Covid-19 has also brought greater practical challenges for the men she works with. "It's made it more difficult for people to access basic things like housing, money and universal credit, signing up at the doctors, getting a prescription. We've had to be more hands on in terms of helping people get set up."

The rewards keep her going, she said, and she is proud of the good the team is doing for the wider community. "We change people's lives," she says. "I wouldn't do it if I didn't enjoy it. It's got its ups and downs and you know you can't help change everyone. You have to manage your expectations about what you can help people achieve."

--oo00oo--

As an aside, I notice there are concerns in some quarters regarding the possible consequences of remote working. This seen on Facebook:-

Is the balance between the necessities of emergency delivery and the consideration, protection, and maintenance of professional discretion being achieved?
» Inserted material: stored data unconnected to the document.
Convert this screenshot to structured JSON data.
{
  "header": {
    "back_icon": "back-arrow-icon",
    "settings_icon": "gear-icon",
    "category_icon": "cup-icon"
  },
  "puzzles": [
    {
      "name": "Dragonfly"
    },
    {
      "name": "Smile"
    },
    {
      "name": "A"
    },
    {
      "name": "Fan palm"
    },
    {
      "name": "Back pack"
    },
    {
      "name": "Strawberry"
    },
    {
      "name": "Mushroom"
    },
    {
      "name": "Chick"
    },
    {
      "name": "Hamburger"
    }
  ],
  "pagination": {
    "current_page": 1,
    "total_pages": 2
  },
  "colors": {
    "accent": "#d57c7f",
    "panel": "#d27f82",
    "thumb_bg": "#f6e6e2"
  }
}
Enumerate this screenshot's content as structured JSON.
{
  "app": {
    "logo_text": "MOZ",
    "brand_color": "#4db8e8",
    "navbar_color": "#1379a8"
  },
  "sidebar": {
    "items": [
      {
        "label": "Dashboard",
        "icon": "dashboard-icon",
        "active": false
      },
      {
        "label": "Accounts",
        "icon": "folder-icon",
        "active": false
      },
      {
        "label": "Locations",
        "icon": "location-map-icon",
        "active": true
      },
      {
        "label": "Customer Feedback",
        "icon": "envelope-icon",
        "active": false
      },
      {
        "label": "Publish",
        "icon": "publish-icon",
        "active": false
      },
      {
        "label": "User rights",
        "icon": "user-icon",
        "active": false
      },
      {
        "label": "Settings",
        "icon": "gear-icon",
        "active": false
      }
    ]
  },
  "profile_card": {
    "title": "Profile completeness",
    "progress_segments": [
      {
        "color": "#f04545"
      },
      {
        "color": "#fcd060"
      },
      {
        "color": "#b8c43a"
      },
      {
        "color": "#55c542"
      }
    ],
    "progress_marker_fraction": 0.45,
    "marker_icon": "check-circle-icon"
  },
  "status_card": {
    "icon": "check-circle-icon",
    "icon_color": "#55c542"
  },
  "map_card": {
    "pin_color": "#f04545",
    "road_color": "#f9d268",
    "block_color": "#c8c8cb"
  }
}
The anecdotal experience of many of those working remotely in probation during COVID-19 has, in a number of cases, indicated a disproportionate increase in scrutiny and micro management of work relative to the measures that are required. This has been described as oppressive. 

As the period of crisis continues questions are now starting to be asked regarding whether staff who could, for instance, relatively easily work from home or those who are vulnerable are being ‘encouraged’ back into workplaces some of whom may not be safe. It may also be the case that lower paid workers in probation are being expected to take more risks regarding potential exposure to COVID-19 than those in senior management or who are providing corporate services on the basis that their work is more amenable to remote working. It has been suggested by some practitioners that increased scrutiny or viral risk should attract increased financial compensation, however, the immediate concern is that this might penalise vulnerable persons who need to be protected or actually encourage unnecessary risk taking or even reckless behaviour. Is enough actually being done to facilitate remote working for all who wish to or could do so? Is enough being done to ensure safe working for those who wish or need to work non-remotely? Is probation putting service users at increased risk compared to the general population?

Whilst greater integration of management information systems to provide better quality information to inform decision making around more efficient use of available resources is to be broadly welcomed, particularly in relation to improved workload management and the management of physical, intellectual, and emotional labour, arguably this intensification has to be balanced with a greater degree of trust and increased acknowledgement of and respect for professional discretion and autonomy - that appears to have been sacrificed in favour of command and control. Probation staff are not simply cogs in the criminal justice machine and there is a strong case for a conscious organisational shift towards supporting those at the frontline rather than subjecting them to a constant stream of directives accompanied by intensified surveillance and control. 

There is a strong argument for those representing staff, such as trade unions, to question those making decisions regarding the provision of services in difficult times and ensure that the current crisis is not used as a smokescreen for more intense workplace control and less individual professional discretion.